Some titles are simply no longer available online because modern publishers have republished these public domain works and claimed a new copyright. Download any books that are important to you; do not expect them to always be available in the future.

ORIGINAL ARTICLE:  The library section of the Comstock House website has been completely redesigned, which should make it easier for newcomers to understand and more functional for everyone, including us.

Now the library simply presents a topic index. Under each is a catalog of related e-books. Seen on the right for each entry is the “Comments” field, which contains a link to an Internet location where you can read the book on-line or download it. More topics will be added and refined as the number of e-books in the library (rapidly!) expands.

The previous version failed for multiple reasons, primarily because it tried to reinvent too many wheels. It started as a hierarchical index of e-books referenced by blog articles, but it wasn’t long before books less directly related, even works of fiction, were added to the mix (trust me: if you knew how hard it is to find a readable facsimile of Dickens’ “Little Dorrit,” you’d want to share the link, too). That concept also hinged on using a customized e-book reader that required hand-coding a special file for each and every document. Even if the bugs and quirks in the open-source software could be tolerated, tweaking all those initialization files was a significant detriment to adding new entries.

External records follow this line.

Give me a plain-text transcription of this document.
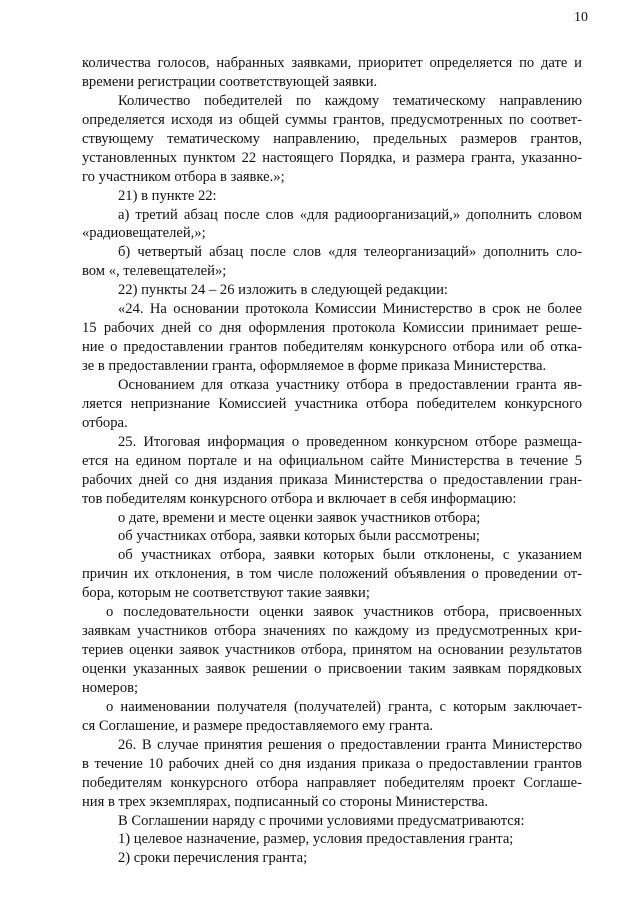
10
количества голосов, набранных заявками, приоритет определяется по дате и
времени регистрации соответствующей заявки.
Количество победителей по каждому тематическому направлению
определяется исходя из общей суммы грантов, предусмотренных по соответ-
ствующему тематическому направлению, предельных размеров грантов,
установленных пунктом 22 настоящего Порядка, и размера гранта, указанно-
го участником отбора в заявке.»;
21) в пункте 22:
а) третий абзац после слов «для радиоорганизаций,» дополнить словом
«радиовещателей,»;
б) четвертый абзац после слов «для телеорганизаций» дополнить сло-
вом «, телевещателей»;
22) пункты 24 – 26 изложить в следующей редакции:
«24. На основании протокола Комиссии Министерство в срок не более
15 рабочих дней со дня оформления протокола Комиссии принимает реше-
ние о предоставлении грантов победителям конкурсного отбора или об отка-
зе в предоставлении гранта, оформляемое в форме приказа Министерства.
Основанием для отказа участнику отбора в предоставлении гранта яв-
ляется непризнание Комиссией участника отбора победителем конкурсного
отбора.
25. Итоговая информация о проведенном конкурсном отборе размеща-
ется на едином портале и на официальном сайте Министерства в течение 5
рабочих дней со дня издания приказа Министерства о предоставлении гран-
тов победителям конкурсного отбора и включает в себя информацию:
о дате, времени и месте оценки заявок участников отбора;
об участниках отбора, заявки которых были рассмотрены;
об участниках отбора, заявки которых были отклонены, с указанием
причин их отклонения, в том числе положений объявления о проведении от-
бора, которым не соответствуют такие заявки;
о последовательности оценки заявок участников отбора, присвоенных
заявкам участников отбора значениях по каждому из предусмотренных кри-
териев оценки заявок участников отбора, принятом на основании результатов
оценки указанных заявок решении о присвоении таким заявкам порядковых
номеров;
о наименовании получателя (получателей) гранта, с которым заключает-
ся Соглашение, и размере предоставляемого ему гранта.
26. В случае принятия решения о предоставлении гранта Министерство
в течение 10 рабочих дней со дня издания приказа о предоставлении грантов
победителям конкурсного отбора направляет победителям проект Соглаше-
ния в трех экземплярах, подписанный со стороны Министерства.
В Соглашении наряду с прочими условиями предусматриваются:
1) целевое назначение, размер, условия предоставления гранта;
2) сроки перечисления гранта;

A far better solution began with switching to LibraryThing for the actual database. Almost all of our real library is already cataloged using this remarkable web site; I can now search electronic and paper book records interchangeably, which is increasingly how I view books — I no longer care if I have a fine-condition early edition of a physical book or an excellent high-resolution scan of same.

The quest for a better e-book reader ended by discovering FFView (Mac only), which is a versatile image viewer that was originally intended for displaying comic books. For the first time, I can now curl up with a mini-laptop and have the same experience reading an electronic book as with the dead-tree kind.* To be clear, for those not familiar with the e-book world: I am reading scanned images from actual old books, displayed about the same size as the original pages. This is NOT the same as using a device such as Amazon’s Kindle, which, in my opinion, is comparable to reading a Word document printed on soggy, grey cardboard.

Also now included in our LibraryThing catalog are high-resolution historic maps and photographs in JPEG 2000 or MrSid formats, which usually require a special viewer to display. I highly recommend ExpressView, available for both Mac and PC.